Você já imaginou confiar a castração do seu pet a um programa do governo e, no fim, descobrir que tudo não passava de uma farsa para desviar dinheiro público? Pois é exatamente isso que a Polícia Federal está investigando.

Na manhã desta terça-feira (12), agentes da PF bateram à porta de um deputado federal com uma suspeita chocante: ele teria usado a secretaria de Agricultura do Rio para favorecer uma empresa de castração animal — que mal existia no papel. O resultado? Contratos de mais de R$ 8,3 milhões em apenas quatro meses.

O alvo: um deputado que se dizia defensor dos animais

O principal nome da Operação Castratio é o deputado federal Marcelo Queiroz (PSDB-RJ). Ex-secretário estadual de Agricultura, ele construiu toda a sua carreira política em cima da bandeira da proteção animal. Chegou a apresentar o programa RJPet como "o maior programa de castração animal do mundo". Agora, a suspeita é de que ele tenha usado justamente essa pauta para lucrar.

Segundo a PF, entre outubro de 2019 e março de 2022 — período em que Queiroz comandava a Seappa —, as licitações foram direcionadas para beneficiar a empresa Consuvet. O detalhe mais surreal? A empresa foi criada em julho de 2021 e, em menos de quatro meses, já assinava contratos milionários com o governo.

Mas como uma companhia tão nova conseguiu vencer licitações sem ter a melhor proposta? A resposta pode estar em documentos forjados.

Documentos falsos e contratos de locação inventados

Os investigadores descobriram que a Consuvet apresentou contratos de locação supostamente fraudulentos para comprovar capacidade técnica.
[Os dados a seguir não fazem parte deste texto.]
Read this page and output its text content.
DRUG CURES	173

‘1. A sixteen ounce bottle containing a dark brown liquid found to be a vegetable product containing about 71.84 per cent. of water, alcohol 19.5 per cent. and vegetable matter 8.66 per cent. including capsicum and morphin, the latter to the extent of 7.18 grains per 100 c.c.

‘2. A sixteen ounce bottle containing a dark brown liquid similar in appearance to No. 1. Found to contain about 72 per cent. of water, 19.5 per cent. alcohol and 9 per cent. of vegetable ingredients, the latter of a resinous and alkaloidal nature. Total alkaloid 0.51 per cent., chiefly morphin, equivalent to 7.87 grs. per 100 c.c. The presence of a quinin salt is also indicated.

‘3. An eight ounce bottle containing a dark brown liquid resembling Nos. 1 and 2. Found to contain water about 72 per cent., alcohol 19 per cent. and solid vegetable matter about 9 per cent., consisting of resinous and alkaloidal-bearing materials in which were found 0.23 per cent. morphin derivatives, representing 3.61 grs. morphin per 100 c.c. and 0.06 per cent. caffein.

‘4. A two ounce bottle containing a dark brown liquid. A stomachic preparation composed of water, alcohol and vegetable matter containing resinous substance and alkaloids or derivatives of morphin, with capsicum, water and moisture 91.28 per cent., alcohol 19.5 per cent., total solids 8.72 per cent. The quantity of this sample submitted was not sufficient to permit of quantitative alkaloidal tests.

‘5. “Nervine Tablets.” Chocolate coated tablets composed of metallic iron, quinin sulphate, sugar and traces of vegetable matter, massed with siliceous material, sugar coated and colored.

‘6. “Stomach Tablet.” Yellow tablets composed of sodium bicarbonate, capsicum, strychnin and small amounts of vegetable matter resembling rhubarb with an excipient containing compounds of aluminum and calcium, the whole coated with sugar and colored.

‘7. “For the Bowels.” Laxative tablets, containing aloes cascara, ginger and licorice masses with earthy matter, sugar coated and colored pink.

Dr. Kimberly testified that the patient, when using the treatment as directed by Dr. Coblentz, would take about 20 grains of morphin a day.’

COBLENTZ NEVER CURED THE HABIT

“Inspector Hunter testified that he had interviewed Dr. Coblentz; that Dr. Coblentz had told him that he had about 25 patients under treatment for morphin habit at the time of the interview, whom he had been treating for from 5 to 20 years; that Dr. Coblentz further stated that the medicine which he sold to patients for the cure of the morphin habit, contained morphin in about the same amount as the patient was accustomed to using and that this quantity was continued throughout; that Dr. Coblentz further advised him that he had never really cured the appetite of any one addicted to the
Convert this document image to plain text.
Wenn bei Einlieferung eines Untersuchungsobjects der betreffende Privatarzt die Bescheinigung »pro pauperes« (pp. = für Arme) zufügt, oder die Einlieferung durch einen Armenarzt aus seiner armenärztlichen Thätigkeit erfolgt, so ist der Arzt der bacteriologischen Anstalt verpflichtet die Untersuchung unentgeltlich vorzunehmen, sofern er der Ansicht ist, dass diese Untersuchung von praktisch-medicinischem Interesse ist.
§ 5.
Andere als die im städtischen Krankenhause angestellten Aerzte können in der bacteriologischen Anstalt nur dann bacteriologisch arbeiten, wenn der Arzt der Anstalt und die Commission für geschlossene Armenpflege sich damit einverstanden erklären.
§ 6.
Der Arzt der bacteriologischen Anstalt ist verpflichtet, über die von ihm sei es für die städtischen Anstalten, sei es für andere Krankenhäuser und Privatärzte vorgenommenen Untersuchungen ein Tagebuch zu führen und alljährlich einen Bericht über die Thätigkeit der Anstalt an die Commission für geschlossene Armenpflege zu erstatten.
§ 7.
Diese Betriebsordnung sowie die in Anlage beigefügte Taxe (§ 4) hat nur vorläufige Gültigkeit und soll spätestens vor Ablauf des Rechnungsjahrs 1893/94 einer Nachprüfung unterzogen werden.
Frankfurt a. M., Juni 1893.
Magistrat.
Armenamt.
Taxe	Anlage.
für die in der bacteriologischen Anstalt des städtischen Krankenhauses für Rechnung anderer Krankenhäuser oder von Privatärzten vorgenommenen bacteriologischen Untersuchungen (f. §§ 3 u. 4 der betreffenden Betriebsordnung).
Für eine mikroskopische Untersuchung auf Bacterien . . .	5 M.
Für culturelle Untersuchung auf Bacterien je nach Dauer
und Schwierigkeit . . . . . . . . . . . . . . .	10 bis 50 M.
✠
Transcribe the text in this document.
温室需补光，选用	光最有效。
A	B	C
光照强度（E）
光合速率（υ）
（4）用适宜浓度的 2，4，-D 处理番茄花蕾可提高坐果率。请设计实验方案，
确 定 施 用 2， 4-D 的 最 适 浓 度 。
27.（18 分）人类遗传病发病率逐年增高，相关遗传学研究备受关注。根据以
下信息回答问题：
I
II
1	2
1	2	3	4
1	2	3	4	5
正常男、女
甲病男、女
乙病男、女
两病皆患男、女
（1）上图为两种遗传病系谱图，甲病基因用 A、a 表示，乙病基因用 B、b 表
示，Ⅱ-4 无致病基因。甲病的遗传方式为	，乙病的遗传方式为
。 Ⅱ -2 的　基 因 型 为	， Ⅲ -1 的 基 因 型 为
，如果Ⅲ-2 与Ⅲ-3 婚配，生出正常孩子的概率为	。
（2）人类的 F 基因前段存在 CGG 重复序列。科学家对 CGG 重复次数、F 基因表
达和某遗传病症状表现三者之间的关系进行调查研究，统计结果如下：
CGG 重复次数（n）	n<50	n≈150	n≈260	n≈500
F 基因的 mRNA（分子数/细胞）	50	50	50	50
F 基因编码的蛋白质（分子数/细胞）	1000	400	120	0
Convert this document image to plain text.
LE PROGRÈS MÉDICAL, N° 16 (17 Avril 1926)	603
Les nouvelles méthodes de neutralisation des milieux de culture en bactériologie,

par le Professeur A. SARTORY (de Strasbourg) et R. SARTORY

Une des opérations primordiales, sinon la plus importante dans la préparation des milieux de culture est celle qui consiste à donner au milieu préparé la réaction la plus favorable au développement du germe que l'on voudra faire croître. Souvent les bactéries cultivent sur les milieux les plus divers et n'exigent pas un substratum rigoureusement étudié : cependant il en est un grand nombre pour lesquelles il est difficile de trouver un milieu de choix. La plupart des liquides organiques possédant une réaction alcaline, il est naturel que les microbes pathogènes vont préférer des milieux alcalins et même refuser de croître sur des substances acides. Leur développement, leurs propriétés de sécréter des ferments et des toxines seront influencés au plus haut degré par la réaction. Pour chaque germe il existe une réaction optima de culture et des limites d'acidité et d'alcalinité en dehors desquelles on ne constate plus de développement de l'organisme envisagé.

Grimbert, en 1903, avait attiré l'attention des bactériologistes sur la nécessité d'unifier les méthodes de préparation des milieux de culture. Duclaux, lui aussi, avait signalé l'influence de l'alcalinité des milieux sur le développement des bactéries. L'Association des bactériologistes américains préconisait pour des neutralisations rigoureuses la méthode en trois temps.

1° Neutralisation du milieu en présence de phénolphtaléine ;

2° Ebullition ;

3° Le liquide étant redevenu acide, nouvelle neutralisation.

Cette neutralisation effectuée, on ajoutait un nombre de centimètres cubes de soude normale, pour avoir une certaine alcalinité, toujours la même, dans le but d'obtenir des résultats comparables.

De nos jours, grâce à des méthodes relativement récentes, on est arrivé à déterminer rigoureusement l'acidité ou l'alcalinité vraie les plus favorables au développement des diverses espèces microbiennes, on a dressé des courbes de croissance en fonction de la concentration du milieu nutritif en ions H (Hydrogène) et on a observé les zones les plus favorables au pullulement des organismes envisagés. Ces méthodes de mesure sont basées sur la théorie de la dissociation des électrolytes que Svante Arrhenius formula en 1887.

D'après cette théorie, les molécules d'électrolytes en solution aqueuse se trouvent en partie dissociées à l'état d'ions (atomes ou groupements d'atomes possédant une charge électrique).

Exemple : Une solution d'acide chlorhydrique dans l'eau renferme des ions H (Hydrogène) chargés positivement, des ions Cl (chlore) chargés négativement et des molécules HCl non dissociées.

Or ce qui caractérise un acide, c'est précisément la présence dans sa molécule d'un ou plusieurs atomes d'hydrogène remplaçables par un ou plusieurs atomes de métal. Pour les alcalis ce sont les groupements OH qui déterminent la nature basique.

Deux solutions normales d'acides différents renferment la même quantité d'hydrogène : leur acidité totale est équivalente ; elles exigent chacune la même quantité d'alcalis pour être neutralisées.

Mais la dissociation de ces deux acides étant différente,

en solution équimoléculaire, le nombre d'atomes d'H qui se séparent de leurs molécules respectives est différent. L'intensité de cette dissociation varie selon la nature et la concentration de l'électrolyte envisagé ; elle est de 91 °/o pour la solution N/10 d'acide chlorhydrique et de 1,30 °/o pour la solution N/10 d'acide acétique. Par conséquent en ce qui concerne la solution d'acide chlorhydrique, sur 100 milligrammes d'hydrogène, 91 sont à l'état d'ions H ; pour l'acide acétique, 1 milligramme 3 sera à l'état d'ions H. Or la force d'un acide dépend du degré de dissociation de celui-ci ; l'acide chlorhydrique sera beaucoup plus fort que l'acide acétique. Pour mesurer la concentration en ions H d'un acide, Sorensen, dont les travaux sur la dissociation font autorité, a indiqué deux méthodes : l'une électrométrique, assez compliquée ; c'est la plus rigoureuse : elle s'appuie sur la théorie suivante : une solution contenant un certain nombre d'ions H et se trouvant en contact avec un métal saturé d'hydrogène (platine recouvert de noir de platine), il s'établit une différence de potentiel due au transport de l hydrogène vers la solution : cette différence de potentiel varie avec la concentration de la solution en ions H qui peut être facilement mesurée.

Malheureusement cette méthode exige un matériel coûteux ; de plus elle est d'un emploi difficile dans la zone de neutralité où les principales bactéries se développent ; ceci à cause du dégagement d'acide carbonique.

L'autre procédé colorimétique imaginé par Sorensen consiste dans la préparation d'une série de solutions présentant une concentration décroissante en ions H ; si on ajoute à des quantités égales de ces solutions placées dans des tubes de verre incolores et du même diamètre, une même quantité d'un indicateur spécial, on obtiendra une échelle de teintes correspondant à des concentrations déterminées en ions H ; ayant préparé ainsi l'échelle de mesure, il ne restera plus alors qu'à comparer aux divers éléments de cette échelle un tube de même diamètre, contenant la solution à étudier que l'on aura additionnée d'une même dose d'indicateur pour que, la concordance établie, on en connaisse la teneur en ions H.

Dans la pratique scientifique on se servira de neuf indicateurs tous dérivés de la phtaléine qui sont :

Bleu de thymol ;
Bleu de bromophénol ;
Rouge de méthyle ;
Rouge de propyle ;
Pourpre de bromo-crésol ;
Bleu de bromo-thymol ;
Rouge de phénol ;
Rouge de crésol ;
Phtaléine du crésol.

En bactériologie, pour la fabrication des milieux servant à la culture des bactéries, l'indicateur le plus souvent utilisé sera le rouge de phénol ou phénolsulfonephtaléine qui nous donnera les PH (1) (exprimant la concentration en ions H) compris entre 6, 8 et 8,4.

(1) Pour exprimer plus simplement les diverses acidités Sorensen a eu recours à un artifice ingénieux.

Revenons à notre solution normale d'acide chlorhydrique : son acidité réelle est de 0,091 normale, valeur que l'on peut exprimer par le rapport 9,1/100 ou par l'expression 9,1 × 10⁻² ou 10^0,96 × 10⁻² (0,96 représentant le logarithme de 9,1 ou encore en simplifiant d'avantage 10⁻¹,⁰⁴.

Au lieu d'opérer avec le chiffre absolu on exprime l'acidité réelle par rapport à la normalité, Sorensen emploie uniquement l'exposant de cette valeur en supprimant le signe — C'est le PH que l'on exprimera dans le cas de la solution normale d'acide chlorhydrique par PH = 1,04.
O problema? Os documentos eram datados de 2020 — antes mesmo da empresa existir legalmente. É como se alguém tentasse provar que tinha experiência antes de nascer.

Em um dos contratos analisados, a Consuvet ofereceu apenas a quarta melhor proposta financeira, mas mesmo assim foi escolhida pela secretaria. A justificativa? "Experiência prévia em serviços semelhantes". Uma experiência que, pelos indícios, nunca existiu.

E não para por aí. O ex-diretor-geral de Administração e Finanças da Seappa, Antônio Emílio Santos, é apontado como figura central do esquema. Segundo a PF, ele teria autorizado os contratos e, depois, se tornou sócio da própria empresa beneficiada pelas licitações. Um verdadeiro "autobenefício" que desafia a lógica.

Patrimônio do deputado cresceu 665% em dois anos

Se você acha que o dinheiro dos contratos sumiu, os números contam outra história. Entre as eleições de 2022 e 2024, Marcelo Queiroz viu seu patrimônio declarado disparar 665%, saltando para R$ 7,6 milhões em bens. A PF ressalta que parte desse aumento pode vir de uma herança deixada pelo pai do parlamentar, falecido em 2023, mas as movimentações financeiras chamaram atenção.

A decisão do ministro Flávio Dino, do STF, menciona "múltiplos indicativos" de irregularidades e destaca saques frequentes em dinheiro vivo, de forma fracionada. Para a PF, isso pode indicar uma tentativa de ocultar a origem dos recursos — ou, em outras palavras, lavar dinheiro.

O celular que não foi entregue e a companheira do deputado

A operação também teve como alvo Anna Caroline Vianna Dupret dos Santos, companheira de Marcelo Queiroz. Ela é suspeita de dificultar as investigações ao não entregar um celular considerado relevante para o caso durante uma operação anterior. O aparelho do deputado foi apreendido, assim como dinheiro em espécie, veículos e outros dispositivos eletrônicos que passarão por perícia.

Os investigadores apuram ainda a atuação da então subsecretária de Proteção e Bem-Estar Animal, Camila Costa da Silva, descrita como "pessoa de confiança" de Queiroz. Segundo a PF, ela teria atuado para facilitar e direcionar as licitações em favor da Consuvet.

O que acontece agora?

A PF cumpre 12 mandados de busca e apreensão no Rio de Janeiro e em São Paulo. Os crimes investigados são graves: corrupção ativa e passiva, fraude em licitação, lavagem de dinheiro e organização criminosa. O deputado Marcelo Queiroz ainda não se manifestou publicamente.

Para você, que confia em programas de castração animal e no trabalho de políticos que prometem proteger os bichinhos, fica a pergunta: até onde vai a linha entre a defesa dos animais e o uso dessa causa para encher os próprios bolsos? A investigação promete revelar mais detalhes nos próximos dias. E, se depender da PF, o fim dessa história pode ser bem diferente do que muitos imaginavam.